Commissaire à la scission
En scission, les commissaires aux apports interviennent pour évaluer les éléments d'actif transférés à chaque bénéficiaire, vérifier la répartition équitable des actifs et passifs, s'assurer que chaque bénéficiaire reçoit une quote-part justifiée du patrimoine, et examiner le traitement des dettes et engagements.
Régime des scissions : scission « en régime » vs « hors régime »
Scission en régime de faveur
La scission en régime permet la non-imposition des plus-values au titre de la transmission universelle, la reconduction des régimes d'amortissement et des provisions, et une neutralité fiscale globale pour l'opération.

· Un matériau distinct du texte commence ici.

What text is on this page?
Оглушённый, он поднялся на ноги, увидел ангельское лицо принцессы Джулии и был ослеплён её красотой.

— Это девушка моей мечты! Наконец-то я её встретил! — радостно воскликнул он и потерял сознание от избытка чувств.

Conditions requises : transfert de branche d'activité complète, respect des formalités légales et fiscales, dépôt d'une déclaration spécifique auprès de l'administration fiscale.
Scission hors régime
La scission hors régime implique l'imposition immédiate des plus-values sur les éléments transférés et la perte du droit au report des amortissements, mais peut être avantageuse dans certains cas de déficits ou pour restructuration comptable. Elle permet de nettoyer des bilans ou de repartir de zéro sur le plan fiscal.
Étude de cas pratique
Situation : Groupe Alpha souhaite transférer sa division Logistique (exploitation de 5 entrepôts) à une nouvelle filiale Beta.
Analyse :
- Si APA : seule la division Logistique est transférée, Alpha continue d'exister pour ses autres activités → commissaire aux apports obligatoire → allègement des formalités → rapidité d'exécution
- Si fusion (Alpha + Beta) : impossible car Beta est nouvelle → créer Beta en APA, ou fusion-création pour regrouper plusieurs sociétés existantes
- Si scission : Alpha disparaît, ses différentes divisions vont à plusieurs bénéficiaires → commissaires aux apports pour chaque branche → transmission universelle → gestion complexe des dettes
Choix optimal : APA est ici préférable pour sa rapidité et sa simplicité.
Conclusion : Choisir la bonne opération de restructuration
Le choix entre APA, fusion et scission dépend de :
- votre objectif (transfert partiel ou intégral)
- votre urgence (délai de réalisation acceptable
- votre structure (combien de sociétés cibles)
- votre optimisation fiscale (quel régime choisir)
- et vos associés (faut-il désigner des commissaires)
Le commissaire aux apports est votre garant de sincérité et de protection. Son rapport indépendant rassure tous les associés sur la valeur réelle des éléments transférés.